President Bush's job approval remains low - 40 percent in the AP-Ipsos poll, with only one-third saying the country is headed in the right direction. Bush also remains low on his handling of Iraq, where violence against Iraqis and U.S. troops has been surging.
This and other results in this poll would be bad to very bad news for the Bush Administration, if the poll were statistically accurate. It is not. The poll is stacked in most of its demographics to favor pro-Democrat results.
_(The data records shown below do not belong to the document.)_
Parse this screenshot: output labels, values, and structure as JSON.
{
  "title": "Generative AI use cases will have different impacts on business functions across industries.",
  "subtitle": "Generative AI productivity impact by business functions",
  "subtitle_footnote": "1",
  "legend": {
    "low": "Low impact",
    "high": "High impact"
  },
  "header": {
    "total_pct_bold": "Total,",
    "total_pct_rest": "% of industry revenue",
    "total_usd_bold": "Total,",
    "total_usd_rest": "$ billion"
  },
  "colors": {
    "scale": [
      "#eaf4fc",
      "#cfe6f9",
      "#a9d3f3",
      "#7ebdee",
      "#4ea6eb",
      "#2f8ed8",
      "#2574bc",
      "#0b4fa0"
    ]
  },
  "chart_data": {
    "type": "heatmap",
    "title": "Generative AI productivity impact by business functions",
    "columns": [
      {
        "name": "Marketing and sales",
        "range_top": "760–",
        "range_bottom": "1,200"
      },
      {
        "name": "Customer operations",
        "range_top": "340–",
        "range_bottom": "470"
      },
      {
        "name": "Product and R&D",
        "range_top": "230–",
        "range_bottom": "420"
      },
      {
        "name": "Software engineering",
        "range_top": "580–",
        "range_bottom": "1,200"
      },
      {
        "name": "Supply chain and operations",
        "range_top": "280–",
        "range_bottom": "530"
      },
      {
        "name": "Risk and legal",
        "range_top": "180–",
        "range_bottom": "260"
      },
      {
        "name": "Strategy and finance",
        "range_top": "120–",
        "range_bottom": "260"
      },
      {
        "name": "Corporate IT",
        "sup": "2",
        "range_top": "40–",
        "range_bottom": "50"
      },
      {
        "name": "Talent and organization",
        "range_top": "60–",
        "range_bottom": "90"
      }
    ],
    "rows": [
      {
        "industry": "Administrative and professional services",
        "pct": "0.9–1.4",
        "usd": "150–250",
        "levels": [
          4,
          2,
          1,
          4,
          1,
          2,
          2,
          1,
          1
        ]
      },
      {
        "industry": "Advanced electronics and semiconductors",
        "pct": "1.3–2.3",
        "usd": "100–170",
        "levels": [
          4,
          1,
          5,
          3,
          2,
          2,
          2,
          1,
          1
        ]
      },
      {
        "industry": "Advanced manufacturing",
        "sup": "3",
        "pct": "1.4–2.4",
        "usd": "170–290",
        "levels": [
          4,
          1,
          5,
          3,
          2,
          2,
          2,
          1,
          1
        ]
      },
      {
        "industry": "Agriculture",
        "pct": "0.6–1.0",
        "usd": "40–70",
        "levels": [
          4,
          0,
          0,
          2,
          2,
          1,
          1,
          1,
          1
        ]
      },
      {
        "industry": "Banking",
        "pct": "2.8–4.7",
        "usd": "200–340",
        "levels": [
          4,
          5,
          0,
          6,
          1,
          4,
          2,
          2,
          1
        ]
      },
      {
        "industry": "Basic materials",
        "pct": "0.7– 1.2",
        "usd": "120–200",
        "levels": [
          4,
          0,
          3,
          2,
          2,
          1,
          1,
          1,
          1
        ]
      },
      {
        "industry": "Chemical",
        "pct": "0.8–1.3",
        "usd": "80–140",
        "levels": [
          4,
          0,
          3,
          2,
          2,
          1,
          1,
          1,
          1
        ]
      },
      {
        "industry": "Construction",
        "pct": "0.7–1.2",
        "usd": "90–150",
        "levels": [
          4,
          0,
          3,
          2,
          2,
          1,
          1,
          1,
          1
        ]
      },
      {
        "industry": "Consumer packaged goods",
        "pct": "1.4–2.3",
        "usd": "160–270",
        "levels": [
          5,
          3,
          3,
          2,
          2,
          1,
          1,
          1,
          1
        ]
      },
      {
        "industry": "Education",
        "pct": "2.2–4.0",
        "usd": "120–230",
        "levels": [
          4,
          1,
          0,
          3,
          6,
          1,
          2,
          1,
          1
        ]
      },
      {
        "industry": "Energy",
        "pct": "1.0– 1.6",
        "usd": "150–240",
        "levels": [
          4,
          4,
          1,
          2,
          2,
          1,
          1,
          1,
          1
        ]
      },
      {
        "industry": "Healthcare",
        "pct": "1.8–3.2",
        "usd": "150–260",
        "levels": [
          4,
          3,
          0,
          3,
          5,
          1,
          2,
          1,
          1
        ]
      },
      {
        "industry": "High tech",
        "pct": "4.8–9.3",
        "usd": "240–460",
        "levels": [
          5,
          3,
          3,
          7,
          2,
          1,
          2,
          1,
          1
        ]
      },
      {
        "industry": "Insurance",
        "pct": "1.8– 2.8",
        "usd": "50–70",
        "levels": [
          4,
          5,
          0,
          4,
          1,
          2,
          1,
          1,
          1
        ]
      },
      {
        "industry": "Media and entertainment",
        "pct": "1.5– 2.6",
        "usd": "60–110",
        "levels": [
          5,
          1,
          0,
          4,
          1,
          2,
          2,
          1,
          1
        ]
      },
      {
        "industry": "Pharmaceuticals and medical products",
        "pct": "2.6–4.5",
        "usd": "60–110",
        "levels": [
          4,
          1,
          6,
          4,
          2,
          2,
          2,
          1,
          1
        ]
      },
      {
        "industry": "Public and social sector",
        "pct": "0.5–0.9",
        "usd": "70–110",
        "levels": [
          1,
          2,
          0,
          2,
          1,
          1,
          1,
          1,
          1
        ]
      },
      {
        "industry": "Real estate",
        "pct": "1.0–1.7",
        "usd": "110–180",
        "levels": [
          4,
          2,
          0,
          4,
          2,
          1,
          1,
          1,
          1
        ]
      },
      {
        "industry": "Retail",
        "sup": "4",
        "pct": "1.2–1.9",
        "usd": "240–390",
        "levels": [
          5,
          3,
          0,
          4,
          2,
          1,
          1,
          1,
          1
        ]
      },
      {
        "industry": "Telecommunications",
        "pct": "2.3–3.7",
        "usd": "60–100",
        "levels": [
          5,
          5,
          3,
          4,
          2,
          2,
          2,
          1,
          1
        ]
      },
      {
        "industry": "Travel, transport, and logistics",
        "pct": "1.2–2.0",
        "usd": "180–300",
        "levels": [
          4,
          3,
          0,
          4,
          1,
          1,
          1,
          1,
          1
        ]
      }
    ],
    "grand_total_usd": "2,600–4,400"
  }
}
Another AP story drawn from the same poll and published on the Internet, had this lede and third paragraph:
A majority of Americans want the Bush administration to get court approval before eavesdropping on people inside the United States, even if those calls might involve suspected terrorists, an AP-Ipsos poll shows.
Yet 56 percent of respondents in an AP-Ipsos poll said the government should be required to first get a court warrant to eavesdrop on the overseas calls and e-mails of U.S. citizens when those communications are believed to be tied to terrorism.
AnkleBitingPundits did the heavy lifting to examine the inputs for this AP-Ipsos poll. Only 81% of respondents were eligible to vote, with no indication whether even those were registered and did vote in the last election. Respondents were 52-40 percent Democrats over Republicans, even though in the last election the split was 37 each (the rest being unaffiliated or third party).
Every single one of the following crosstabs from the poll are wrong, and in every instance the error favors the Democrat responses. Each is compared to actual voters in 2004. Religion: 19% said they had “none,” versus 10% in 2004. Age: 31% were 18-34, versus 17% for 18-29 (closest available data). Income: 15% under $15,000, versus 8%.
Marriage: 56% married, versus 63%. Geography: 17% rural, versus 25%. Race: 71% white and 12% Hispanic, versus 77% and 8%. (Remainder were black, and other.)
A first-year student in statistics would be flunked for turning in poll results as obviously bad as this AP-Ipsos poll. Yet thousands of articles will appear in all media, across the nation and the world in the next few days, based on this poll.
At the very least, the AP should withdraw the poll and apologize for it. At worst, those who purchase the “news” services of AP should demand their money back.